A leitura e a indisciplina

Sou um leitor indisciplinado, desarrumado, caótico até. Daqueles a que os autores carregariam o cenho. (Pelo menos eu sentir-me-ia tentado a fazê-lo perante um leitor meu.)  Leio dezenas de livros em simultâneo, perco-lhes o fio, retomo-o, deixo-o em suspenso para me aventurar noutro e mais tarde regressar. Abro os livros a meio, deparo com uma frase feliz e dou por bem gastos os euros que me custaram. E aquele instante basta-me. No entanto, não é um instante que convide ao abandono, pelo contrário: permanece em movimento no espaço da cabeça, como um pensamento inacabado, à espera que a ele regresse. Mas é nesse caos, nessa imensa paisagem de personagens e estilos e tramas que me sinto em casa, um espião de coisas incompletas e transitórias. Afinal, não é isso a vida? 

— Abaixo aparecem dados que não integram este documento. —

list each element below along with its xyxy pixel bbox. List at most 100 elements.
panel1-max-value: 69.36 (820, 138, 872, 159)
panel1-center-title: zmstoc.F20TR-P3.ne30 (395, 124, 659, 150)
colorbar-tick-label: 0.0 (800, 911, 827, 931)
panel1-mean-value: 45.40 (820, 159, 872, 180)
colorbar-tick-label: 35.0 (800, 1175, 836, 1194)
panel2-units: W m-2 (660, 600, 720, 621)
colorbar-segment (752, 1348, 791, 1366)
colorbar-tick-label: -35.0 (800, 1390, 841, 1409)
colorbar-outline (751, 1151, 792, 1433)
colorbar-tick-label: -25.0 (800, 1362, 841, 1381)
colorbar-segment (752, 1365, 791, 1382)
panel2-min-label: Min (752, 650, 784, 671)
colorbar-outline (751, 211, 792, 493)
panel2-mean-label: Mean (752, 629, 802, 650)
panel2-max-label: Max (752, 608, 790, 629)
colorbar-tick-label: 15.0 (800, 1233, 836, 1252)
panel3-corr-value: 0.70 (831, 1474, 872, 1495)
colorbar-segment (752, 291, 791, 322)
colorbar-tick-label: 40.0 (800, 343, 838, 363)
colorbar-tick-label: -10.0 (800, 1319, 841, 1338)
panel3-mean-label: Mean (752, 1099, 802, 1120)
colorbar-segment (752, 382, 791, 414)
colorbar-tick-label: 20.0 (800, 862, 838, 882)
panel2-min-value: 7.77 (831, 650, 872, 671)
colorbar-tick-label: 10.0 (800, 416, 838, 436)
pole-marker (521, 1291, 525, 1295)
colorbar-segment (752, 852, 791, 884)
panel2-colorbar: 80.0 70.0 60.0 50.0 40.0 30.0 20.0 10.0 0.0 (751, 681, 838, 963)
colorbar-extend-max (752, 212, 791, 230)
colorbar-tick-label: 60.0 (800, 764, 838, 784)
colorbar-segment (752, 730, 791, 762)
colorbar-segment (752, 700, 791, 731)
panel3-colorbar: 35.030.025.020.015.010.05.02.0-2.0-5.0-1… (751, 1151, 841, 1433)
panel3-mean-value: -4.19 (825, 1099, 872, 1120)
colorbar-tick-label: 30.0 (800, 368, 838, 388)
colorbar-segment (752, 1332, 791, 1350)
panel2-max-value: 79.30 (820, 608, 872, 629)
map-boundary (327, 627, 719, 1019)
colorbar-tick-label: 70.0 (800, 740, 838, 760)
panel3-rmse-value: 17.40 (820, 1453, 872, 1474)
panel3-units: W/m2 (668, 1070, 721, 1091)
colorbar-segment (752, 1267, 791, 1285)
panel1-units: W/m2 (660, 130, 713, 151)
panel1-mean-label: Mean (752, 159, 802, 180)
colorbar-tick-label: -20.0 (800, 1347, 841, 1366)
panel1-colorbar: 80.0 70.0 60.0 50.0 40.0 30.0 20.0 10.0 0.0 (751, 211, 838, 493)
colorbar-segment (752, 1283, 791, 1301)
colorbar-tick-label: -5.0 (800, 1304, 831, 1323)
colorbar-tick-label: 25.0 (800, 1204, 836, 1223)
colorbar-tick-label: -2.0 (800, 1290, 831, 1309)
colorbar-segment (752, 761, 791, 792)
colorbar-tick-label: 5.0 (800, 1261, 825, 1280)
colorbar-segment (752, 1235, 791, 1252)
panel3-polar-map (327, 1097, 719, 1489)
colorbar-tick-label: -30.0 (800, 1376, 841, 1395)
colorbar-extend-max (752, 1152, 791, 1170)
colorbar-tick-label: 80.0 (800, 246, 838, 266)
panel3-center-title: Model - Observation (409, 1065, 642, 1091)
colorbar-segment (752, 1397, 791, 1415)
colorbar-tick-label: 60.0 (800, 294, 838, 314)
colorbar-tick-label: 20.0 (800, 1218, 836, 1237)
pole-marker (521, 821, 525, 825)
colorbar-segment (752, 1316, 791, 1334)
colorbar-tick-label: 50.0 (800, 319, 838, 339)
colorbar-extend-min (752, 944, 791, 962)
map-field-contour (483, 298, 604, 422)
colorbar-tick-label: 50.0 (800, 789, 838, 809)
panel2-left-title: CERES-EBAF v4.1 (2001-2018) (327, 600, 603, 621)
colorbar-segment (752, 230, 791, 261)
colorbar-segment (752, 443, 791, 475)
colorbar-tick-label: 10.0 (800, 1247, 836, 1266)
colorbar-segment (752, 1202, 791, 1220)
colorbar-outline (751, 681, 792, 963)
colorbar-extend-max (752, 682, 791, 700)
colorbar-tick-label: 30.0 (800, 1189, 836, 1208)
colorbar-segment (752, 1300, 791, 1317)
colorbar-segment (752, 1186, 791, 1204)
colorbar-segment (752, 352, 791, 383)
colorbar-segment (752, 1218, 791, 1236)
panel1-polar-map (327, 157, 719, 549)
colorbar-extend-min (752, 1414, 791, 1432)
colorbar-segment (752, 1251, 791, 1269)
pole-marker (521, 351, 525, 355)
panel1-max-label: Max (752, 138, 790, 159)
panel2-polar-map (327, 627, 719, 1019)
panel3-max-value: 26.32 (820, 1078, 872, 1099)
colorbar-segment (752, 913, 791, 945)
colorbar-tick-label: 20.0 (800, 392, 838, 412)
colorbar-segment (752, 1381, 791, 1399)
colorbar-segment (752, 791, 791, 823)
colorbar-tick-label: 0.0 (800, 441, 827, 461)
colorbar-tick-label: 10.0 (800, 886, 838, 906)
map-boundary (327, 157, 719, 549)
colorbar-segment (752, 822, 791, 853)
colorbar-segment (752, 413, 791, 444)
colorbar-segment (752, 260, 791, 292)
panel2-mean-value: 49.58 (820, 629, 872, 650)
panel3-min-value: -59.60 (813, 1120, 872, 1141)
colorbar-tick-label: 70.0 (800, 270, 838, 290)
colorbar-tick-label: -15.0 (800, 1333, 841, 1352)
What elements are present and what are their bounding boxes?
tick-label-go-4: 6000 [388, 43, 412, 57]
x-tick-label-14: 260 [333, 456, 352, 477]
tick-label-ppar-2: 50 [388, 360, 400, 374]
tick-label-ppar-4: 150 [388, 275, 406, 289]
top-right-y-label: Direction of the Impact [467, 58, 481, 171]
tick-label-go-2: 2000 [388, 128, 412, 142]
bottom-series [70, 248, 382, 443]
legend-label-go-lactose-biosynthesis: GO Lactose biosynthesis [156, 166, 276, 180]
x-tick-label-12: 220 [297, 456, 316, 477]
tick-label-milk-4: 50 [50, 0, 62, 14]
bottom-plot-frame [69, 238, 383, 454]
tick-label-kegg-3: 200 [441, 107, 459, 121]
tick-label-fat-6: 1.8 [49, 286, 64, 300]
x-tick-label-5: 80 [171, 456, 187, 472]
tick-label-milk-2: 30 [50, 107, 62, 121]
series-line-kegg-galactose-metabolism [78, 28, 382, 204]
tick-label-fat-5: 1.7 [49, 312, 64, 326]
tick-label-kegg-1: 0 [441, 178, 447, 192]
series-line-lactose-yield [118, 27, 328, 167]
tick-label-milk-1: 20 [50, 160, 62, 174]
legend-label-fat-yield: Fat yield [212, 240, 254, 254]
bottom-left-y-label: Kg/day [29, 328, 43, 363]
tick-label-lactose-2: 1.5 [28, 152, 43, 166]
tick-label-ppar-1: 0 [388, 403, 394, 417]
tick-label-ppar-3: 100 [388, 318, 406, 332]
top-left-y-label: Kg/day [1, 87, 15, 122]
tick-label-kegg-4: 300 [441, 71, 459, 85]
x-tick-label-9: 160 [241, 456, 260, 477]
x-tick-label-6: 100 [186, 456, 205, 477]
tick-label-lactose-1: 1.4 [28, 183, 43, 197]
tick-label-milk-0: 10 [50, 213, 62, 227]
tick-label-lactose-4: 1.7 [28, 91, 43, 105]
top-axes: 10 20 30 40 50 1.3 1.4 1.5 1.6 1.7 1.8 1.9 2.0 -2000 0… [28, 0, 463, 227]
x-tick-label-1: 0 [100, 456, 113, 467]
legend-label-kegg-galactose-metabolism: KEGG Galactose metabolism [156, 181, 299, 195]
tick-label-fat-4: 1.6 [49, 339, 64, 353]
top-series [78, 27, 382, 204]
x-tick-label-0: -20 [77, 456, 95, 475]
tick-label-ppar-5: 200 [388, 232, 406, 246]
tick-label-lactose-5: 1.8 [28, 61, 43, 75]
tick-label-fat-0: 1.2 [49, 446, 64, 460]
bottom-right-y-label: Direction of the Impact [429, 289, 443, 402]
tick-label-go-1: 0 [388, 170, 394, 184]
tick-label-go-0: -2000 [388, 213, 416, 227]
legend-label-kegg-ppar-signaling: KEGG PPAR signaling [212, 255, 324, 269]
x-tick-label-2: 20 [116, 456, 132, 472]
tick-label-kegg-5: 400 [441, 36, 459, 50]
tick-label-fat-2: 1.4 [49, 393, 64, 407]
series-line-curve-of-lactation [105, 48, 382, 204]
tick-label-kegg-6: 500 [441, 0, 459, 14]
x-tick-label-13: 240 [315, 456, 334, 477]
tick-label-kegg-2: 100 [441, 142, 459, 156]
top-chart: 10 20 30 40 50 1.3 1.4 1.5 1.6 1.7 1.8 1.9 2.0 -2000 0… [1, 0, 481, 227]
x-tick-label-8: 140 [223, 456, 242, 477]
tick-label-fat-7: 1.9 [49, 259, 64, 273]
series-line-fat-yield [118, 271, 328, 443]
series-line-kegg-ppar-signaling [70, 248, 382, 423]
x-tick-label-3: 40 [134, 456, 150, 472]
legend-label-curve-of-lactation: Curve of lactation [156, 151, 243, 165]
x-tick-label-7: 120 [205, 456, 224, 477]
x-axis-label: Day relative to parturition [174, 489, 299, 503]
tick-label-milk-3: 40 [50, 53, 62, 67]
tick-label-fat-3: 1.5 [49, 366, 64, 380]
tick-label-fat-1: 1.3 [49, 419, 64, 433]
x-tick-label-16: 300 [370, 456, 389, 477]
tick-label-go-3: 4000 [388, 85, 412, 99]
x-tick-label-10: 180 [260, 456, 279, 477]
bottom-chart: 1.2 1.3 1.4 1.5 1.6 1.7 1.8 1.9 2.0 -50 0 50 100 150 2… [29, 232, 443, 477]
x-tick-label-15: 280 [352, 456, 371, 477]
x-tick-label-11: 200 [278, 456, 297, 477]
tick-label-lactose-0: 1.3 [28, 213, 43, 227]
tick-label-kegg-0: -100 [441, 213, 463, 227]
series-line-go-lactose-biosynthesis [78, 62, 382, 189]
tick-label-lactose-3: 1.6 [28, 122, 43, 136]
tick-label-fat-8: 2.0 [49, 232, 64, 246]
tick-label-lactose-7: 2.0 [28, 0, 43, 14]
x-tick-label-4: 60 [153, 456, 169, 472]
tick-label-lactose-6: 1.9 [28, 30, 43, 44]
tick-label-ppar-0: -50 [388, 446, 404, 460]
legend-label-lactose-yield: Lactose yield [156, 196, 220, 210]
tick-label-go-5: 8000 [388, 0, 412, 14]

Como na rua, quando um rosto me prende, e logo a seguir um som se intromete, para instantes depois ser detido pelo diálogo amargurado de um casal. A vida em corrente ininterrupta.
Até descobrir aquele livro que me obriga a parar, como aqueles episódios da vida que nos obrigam a parar. Então, sim, a coisa vai de fio a pavio. (Coetzee, Borges, Roth, Mallamud, Kristóf, Rulfo, e tantos mais.) Não que os restantes não cheguem ao pavio, simplesmente é outra coisa. É coisa do universo da fome, se quisermos. Estar esfomeado diante de centenas de iguarias. Ninguém me poderá censurar por depenicar um pedaço de cada. E por me banquetear durante dias, salvaguardando o estômago de excessos.